Just over eleven years ago, I stared out the second floor balcony and caught the sunrise on my last day at Greenbaum. Today, I did the same. The sun is further north in April than it is in February, so instead of the sun coming up next to the hospital, it came up over the parking garage. I guess that’s fitting.
I ordered breakfast by asking the person on the other end of the phone if I could just say, “same as yesterday?” That seemed to work well. I went back to sleep for another hour and a half before getting up to do some work and pick the place up. My nurse came in, took vitals, and gave me my meds. She said that Michelle would be in soon to remove the sutures and catheter, and then go over the dilation instructions. My nurse asked if I would like anything for the visit…hinting that something to calm and help with pain would be nice.
“Sounds good,” I said, “except I’ll just take the ibuprofen instead of the hard stuff.”
“Michelle usually calls about 30-45 minutes before she comes in, so I’ll bring the meds by when I hear from her.”
“Awesome!” The nurses here seriously rock.
I ate my breakfast and then my nurse was in with the meds. I worked for a while; reading emails and responding when necessary.
Soon, Michelle was there with the suture removal kits, the catheter removal kit, and the set of straight dilators.
Since you have to open the package before you can see what is inside, the labial sutures had to be removed first. It almost seems like cutting 50-pound wire holding up an 85-pound fish that you just caught. Once those sutures are cut, you can feel the tension in the labia disappear. Of course, the sutures still need to be pulled out of the labia, but that’s minor.
After that came probably the most difficult part of the morning: removing the packing. It feels very uncomfortable having the gauze-like stuff slowly pulled from the vaginal cavity. It’s kinda hard to describe, but it would sorta be like pulling gauze out of your stomach through your mouth. It’s not painful, per se, but it’s definitely uncomfortable.
Next up, Michelle removed the catheter by connecting to the valve next to the outlet port and deflating the balloon in my bladder. Boom…it was out faster than she could say it was out.
Finally, time for the dilators. You could almost hear music from The Good, The Bad, and The ugly in the background.
She said that Dr. Meltzer was switching me to the straight dilators. Maybe that will make it easier to hit the hole.
As the day goes on, patients are starting to flow into the recovery rooms here at Greenbaum. They said that Dr. Meltzer would likely be up mid-afternoon between cases, and sure enough, he showed up around 3pm with Dr. Tal in tow. He took a look at the exterior and said things looked good, except for the blisters from the tape. It will probably and hopefully be the last time I see Dr. Meltzer. He’s helped me out big on two occasions…SRS and resolving this vaginal cyst discharge issue…and helped change my life for the better in more ways than most people can imagine.
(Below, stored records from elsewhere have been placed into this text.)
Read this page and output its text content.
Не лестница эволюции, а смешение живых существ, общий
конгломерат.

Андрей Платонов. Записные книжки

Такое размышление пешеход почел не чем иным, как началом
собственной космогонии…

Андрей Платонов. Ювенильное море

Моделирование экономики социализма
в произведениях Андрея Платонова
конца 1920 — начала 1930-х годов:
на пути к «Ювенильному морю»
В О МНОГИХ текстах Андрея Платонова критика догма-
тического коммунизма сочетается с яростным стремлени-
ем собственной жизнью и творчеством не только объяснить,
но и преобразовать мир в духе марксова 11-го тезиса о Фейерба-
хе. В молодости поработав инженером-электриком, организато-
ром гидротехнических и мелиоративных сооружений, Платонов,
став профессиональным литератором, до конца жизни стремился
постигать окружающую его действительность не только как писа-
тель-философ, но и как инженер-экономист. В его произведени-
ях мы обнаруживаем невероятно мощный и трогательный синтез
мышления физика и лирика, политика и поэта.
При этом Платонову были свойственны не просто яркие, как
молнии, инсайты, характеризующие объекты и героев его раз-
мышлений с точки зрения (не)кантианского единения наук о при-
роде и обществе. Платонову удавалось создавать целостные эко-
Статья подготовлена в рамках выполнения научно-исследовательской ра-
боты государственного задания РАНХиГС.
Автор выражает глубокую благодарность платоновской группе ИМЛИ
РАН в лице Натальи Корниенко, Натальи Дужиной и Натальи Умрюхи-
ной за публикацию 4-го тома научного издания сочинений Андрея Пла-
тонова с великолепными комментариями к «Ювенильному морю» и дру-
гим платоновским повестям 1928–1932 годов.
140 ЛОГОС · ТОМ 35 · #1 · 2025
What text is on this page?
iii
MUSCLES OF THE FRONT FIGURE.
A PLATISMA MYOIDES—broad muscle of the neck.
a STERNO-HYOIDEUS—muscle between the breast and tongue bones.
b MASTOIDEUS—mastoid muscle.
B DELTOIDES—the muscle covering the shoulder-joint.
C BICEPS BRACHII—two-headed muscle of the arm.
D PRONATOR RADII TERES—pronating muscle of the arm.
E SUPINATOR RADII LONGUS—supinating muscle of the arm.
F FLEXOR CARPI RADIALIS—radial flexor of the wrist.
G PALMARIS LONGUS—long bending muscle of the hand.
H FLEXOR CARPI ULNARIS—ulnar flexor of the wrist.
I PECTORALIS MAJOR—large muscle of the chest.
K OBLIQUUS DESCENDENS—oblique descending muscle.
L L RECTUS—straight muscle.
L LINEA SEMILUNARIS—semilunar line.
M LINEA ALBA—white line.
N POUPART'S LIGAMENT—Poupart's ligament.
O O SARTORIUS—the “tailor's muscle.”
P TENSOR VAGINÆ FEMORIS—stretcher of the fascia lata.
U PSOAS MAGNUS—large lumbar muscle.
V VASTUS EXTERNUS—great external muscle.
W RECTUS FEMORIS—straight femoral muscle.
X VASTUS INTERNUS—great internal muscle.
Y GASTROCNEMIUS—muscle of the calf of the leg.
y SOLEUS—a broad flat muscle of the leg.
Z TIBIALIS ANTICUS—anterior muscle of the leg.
|My room from the hallway.|
“You want to leave, don’t you?”
“Of course, but there is something special here that makes saying good-bye very difficult.”
She thought I was joking. My wife is not trans, so I cannot expect her or any other cisgender people to grasp the vastness of these life changing surgeries and the loving care these nurses provide to us in recovery.
I turned my head from my wife as we drove to the hotel, mainly because I didn’t want to see her laugh or smile as I cried. After I reached a point where I could talk, I tried conversing more with her on the topic.
|My bed for nearly a week.|
Tonight will be my first night not in a hospital bed. I’ve piled up 3 large pillows so that I don’t have to lay flat and can take pressure off my stomach incision. I’m planning to take half a pain pill around 11pm, get up at 2am to dilate, and then take a full pain pill to get back to sleep.